Last week, security researcher Paul Moore reported that a vulnerability in Virgin Media’s Super Hub and Super Hub 2 routers (produced by Netgear) could be exploited to hijack the devices. Virgin Media representatives say they’re working with Netgear on addressing the issue.
Moore has found that when these routers are started, there’s a 7 second window in which Wi-Fi is enabled, but encryption is not. An attacker can use this window to gain access to the encryption key.
A hacker needs the password to the user interface in order to obtain the information. However, there is a default password that people rarely change, so the task is not difficult.
Moore has also found a way to force the reboot of the device, so an attacker would not have to wait around for the target to restart the router.
In a response to a discussion on this topic on the Virgin Media forum, Jim Meadows, a member of the Help and Support Forum team, provided the following statement:
“The security of our services is of the highest importance and we are working with Netgear to develop and test a software update which will initialise encryption immediately from reboot and this is close to being issued.
We encourage all our customers to change their default passwords when they are installed, if anyone is unsure whether they have made this change, instructions on our website provide an easy guide on how this can be done at any time on our help pages at http://virg.in/sh2pass
If customers are concerned, then we would recommend that after changing the default password, they should also change the WiFi passphrase for additional security.”
So Virgin Media agrees with Moore’s recommendations.

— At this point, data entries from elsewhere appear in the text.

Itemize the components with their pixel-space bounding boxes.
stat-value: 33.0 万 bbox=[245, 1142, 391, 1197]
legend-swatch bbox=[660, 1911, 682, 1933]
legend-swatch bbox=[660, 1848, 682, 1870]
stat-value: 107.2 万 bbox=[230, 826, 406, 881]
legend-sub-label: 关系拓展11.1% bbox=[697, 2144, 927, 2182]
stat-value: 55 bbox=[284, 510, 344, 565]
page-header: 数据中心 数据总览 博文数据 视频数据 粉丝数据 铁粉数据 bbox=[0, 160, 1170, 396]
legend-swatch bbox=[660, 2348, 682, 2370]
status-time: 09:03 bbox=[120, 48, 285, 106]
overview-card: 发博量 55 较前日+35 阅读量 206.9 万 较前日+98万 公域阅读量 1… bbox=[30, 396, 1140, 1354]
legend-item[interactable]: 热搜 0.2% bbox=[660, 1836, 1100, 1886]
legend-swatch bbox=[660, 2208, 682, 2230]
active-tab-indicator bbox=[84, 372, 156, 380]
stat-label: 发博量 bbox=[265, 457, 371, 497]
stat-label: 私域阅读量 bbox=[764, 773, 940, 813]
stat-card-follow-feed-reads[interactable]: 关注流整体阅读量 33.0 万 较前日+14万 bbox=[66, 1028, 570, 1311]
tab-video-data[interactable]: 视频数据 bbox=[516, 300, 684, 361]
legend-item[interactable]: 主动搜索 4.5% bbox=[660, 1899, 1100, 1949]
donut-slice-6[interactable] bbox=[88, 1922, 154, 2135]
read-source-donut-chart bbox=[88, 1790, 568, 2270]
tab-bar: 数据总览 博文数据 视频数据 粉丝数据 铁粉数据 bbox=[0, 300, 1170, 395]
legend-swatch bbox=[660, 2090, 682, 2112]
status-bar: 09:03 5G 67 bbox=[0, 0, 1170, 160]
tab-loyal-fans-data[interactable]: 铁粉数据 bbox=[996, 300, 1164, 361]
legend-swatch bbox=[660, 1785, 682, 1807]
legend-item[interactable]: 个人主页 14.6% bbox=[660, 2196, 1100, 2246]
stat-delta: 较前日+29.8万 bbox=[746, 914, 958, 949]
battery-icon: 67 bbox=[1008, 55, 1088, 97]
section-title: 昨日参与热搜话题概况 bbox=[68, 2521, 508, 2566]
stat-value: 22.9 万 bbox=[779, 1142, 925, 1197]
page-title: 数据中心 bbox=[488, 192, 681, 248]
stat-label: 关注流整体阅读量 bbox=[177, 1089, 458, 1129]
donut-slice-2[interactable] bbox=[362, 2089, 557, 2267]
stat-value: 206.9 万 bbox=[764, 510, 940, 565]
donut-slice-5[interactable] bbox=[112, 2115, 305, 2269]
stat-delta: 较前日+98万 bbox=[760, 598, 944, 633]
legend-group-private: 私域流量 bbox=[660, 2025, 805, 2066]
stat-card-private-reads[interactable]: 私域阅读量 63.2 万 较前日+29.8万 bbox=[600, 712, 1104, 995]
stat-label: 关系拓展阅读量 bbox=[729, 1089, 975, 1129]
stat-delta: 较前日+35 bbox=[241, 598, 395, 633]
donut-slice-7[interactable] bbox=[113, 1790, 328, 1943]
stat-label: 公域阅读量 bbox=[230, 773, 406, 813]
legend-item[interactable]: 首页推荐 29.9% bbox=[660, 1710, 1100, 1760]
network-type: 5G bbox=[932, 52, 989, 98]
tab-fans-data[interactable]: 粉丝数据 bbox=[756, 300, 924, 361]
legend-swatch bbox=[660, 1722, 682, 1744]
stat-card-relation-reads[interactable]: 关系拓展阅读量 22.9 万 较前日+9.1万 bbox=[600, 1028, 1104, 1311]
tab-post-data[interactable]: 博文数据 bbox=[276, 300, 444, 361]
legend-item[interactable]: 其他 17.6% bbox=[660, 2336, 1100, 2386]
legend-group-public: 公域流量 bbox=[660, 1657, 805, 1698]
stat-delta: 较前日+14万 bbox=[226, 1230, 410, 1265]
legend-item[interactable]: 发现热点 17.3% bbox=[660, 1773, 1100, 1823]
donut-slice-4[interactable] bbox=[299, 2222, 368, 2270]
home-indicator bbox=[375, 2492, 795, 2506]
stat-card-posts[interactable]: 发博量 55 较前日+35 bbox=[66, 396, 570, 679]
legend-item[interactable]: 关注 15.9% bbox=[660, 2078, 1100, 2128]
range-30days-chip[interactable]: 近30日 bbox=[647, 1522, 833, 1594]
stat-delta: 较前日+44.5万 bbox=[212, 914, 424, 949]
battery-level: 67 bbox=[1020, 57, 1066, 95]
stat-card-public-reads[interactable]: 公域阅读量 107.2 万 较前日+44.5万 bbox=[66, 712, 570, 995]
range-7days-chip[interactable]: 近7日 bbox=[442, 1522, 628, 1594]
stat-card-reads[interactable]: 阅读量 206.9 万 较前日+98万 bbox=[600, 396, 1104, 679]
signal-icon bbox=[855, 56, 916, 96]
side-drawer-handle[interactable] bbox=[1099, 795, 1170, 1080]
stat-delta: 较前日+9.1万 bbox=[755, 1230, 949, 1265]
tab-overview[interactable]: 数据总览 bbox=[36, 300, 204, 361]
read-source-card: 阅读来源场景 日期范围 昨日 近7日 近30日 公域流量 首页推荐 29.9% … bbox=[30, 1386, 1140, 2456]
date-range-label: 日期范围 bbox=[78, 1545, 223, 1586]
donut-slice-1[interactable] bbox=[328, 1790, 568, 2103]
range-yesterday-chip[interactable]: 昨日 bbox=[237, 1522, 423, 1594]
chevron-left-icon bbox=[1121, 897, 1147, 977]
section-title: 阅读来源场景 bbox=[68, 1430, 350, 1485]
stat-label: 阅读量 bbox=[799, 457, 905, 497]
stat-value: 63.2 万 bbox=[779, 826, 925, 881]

On the other hand, in his statement, Meadows downplays the seriousness of the security hole.
“To confirm, the issue only relates to the Netgear VMDG485 device (SuperHub2) and, although we agree with the person who identified it that this is highly unlikely to happen; we have thanked them for bringing this to our attention,” he noted.
In a statement provided to The Register, Virgin Media representatives reiterate the recommendations and advise users to change their default passwords. They’ve also promised a permanent fix for the issue, but it’s uncertain when it will be rolled out.
“The security of our services is of the highest importance and we have been working with our supplier to develop and test a software update which is close to being issued,” they noted.